The Salty Taste of Irish Horror – Live!
Though this thing we call the internet generally caters effectively to the colourful needs of the planet's fetishists, paranoids, perverts and obsessives, there are areas of enthusiasm that remain curiously (and sadly) neglected. Take fans of live blogging, horror, and critical/performative crisp-eating for example. Who, out there, is really working to synthesise their diverse interests and put smiles on their jaded faces?
Answer: No-one…and so the job falls on my shoulders.
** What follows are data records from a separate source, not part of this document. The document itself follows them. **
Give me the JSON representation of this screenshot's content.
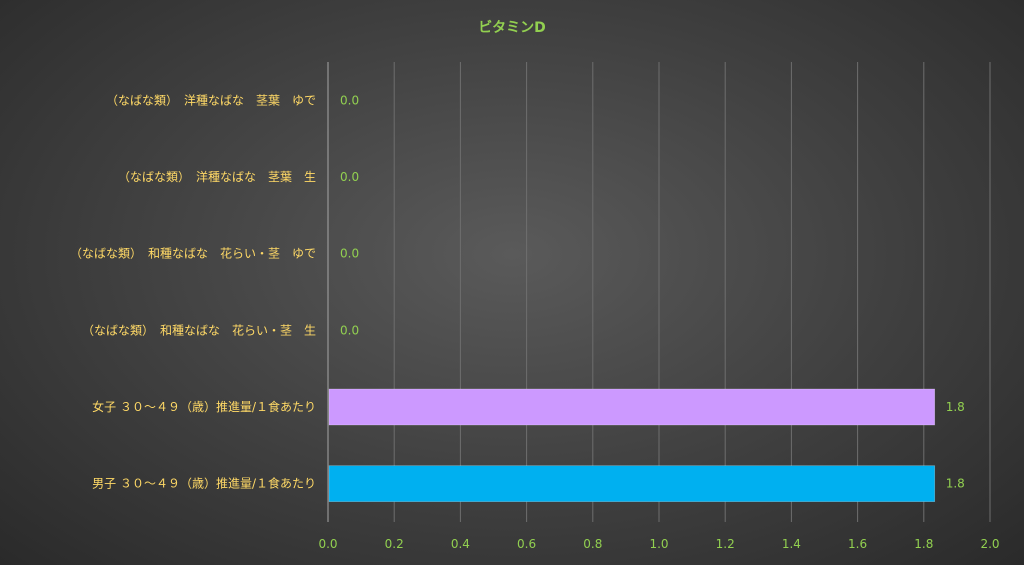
{
  "chart_data": {
    "type": "bar",
    "orientation": "horizontal",
    "title": "ビタミンD",
    "categories": [
      "（なばな類）　洋種なばな　茎葉　ゆで",
      "（なばな類）　洋種なばな　茎葉　生",
      "（なばな類）　和種なばな　花らい・茎　ゆで",
      "（なばな類）　和種なばな　花らい・茎　生",
      "女子 ３０～４９（歳）推進量/１食あたり",
      "男子 ３０～４９（歳）推進量/１食あたり"
    ],
    "values": [
      0.0,
      0.0,
      0.0,
      0.0,
      1.83,
      1.83
    ],
    "value_labels": [
      "0.0",
      "0.0",
      "0.0",
      "0.0",
      "1.8",
      "1.8"
    ],
    "bar_colors": [
      "#8faadc",
      "#8faadc",
      "#8faadc",
      "#8faadc",
      "#cc99ff",
      "#00b0f0"
    ],
    "xlim": [
      0,
      2.0
    ],
    "xticks": [
      "0.0",
      "0.2",
      "0.4",
      "0.6",
      "0.8",
      "1.0",
      "1.2",
      "1.4",
      "1.6",
      "1.8",
      "2.0"
    ],
    "grid": true,
    "legend": "none"
  }
}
Saturday, 11th October – 6.18 pm.
Have just returned from an afternoon spent lunching & wandering with our Americo-Kerry friends Niall and Liz. They it was who recently alerted me to a small, dimly-lit, but significant corner of Irish salty snack culture – i.e., the horror-themed crisp. As they are soon (alas) leaving these shores I dedicate this live snack-munching extravaganza to them.
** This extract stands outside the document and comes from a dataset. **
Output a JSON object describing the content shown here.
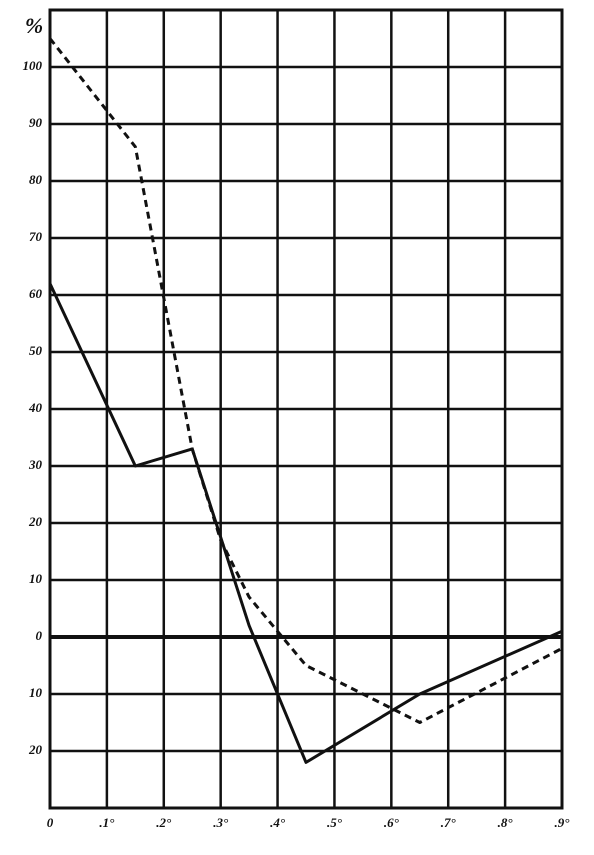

Today's crisps of choice were purchased during a "waiting for a bus" interlude in Tralee, Co. Kerry. While Limerick's newsagents seem content to limit themselves to boring mainstream snacks, the Kingdom is (it seems) home to more imaginative outlets. Who could resist the siren call of Perri's Banshee Bones? Not I.
Though most people with even a passing knowledge of Irish folklore (or Darby O'Gill) would readily recognise the Banshee as a traditional death messenger, few (I'd imagine) would be familiar with Perri's rather self-centred take on the legend.
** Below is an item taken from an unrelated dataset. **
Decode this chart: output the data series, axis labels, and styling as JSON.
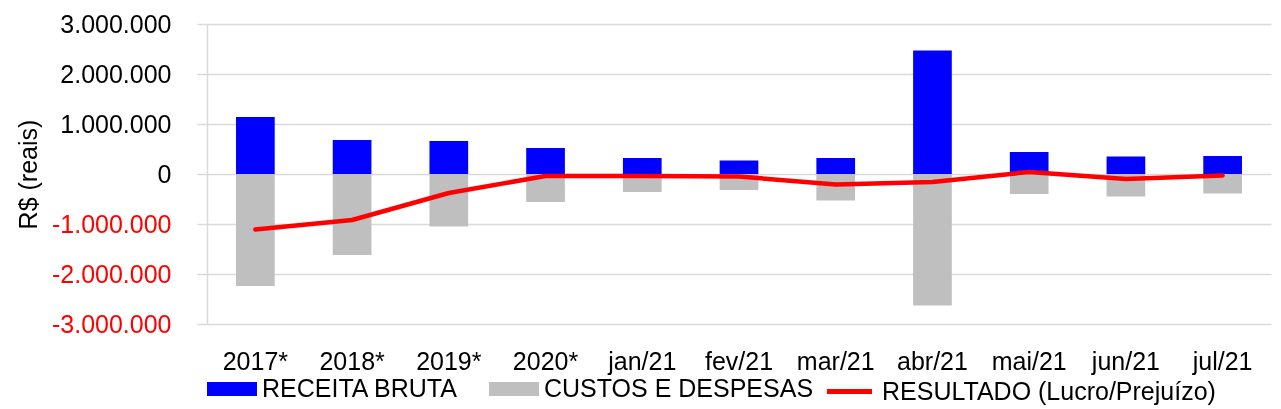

A radical re-orientating and re-focusing of established lore. According to Perri's re-imagining, the function of Banshee wailing is not, as has always been thought, to herald imminent death, but rather just to give someone a "big fright". Not only that, but this anti-social behaviour seems motivated by a simple salt imbalance in her diet. One corrective packet of Banshee Bones later and she's laughin' it up and turning cartwheels through the fields and meadows.
Preparing to open the packet.
Packet open. A faintly Chipstick-y odour fills the air. I'd anticipated a more intense and pickled stench, a la Monster Munch. This is an unexpected development, and one that demonstrates Perri's dedication to the art of surprise.
I dip my hand inside and withdraw a solitary "bone". Amusingly, the word "bone" seems to operate on (at least) two levels. While the crisp does vaguely resemble a maize & potato piece of the human skeleton, it also doubles up as a risqué snack phallus. Hang on till I take a picture.
Sorry for the delay. I'm something of an amateur when it comes to photographing salt & vinegar flavoured cocks. Excuse the poor-quality.
Right. Time to put one of these babies in my mouth and see if they make me (as, sort of, promised) "forget [my] moans".
First taste is salt, though this lasts but a nano-second before it is overwhelmed by lashings of synthetic vinegar. The initial crunchiness is pleasing (and suggests lastability) but this almost instantly gives way to upsetting sogginess. It's like eating a penis-shaped Chipstick that falls apart before you've a chance to swallow. Hmm…
Popped downstairs to offer Jess a bone. She chewed meditatively before confirming the taste as "very Chipstick-y". She also claims the experience was a bit like eating "puffed vinegary air". It should be noted that she's pregnant, and thus not entirely reliable as a scientific test subject.
About half-way through the pack now and Banshee Bones are proving, despite low expectations, to be very "moreish". I notice the rear of the packet instructs interested consumers to "visit our website on www.perri.ie". I'm a particularly interested consumer this evening so visit it I shall (as I suck down another bone).
Error occurred: 404 – not found.
Gah! It appears that the current global financial meltdown has lowered its trousers and taken a big bankrupting dump all over Perri. Damn you, global financial meltdown. Damn you to hell.
The final bone has disappeared and I'm left feeling both unsatisfied and slightly giddy. Also, I notice that for the last 2 minutes I've been (like the pre-Banshee Bones Banshee) "wringing [my] hands". The combined effect is not a pleasant one.
Time to bring proceedings to a close. We've a "posh" dinner lined up with some old friends and I need to a) spruce myself up, and, b) rid myself of this queasiness and anxiety.
Conclusion: Amusing shape. Poor-man's Chipstick. Dissolves too readily. Tenuous links to the Otherworld. Company appears to have collapsed. I feel strange.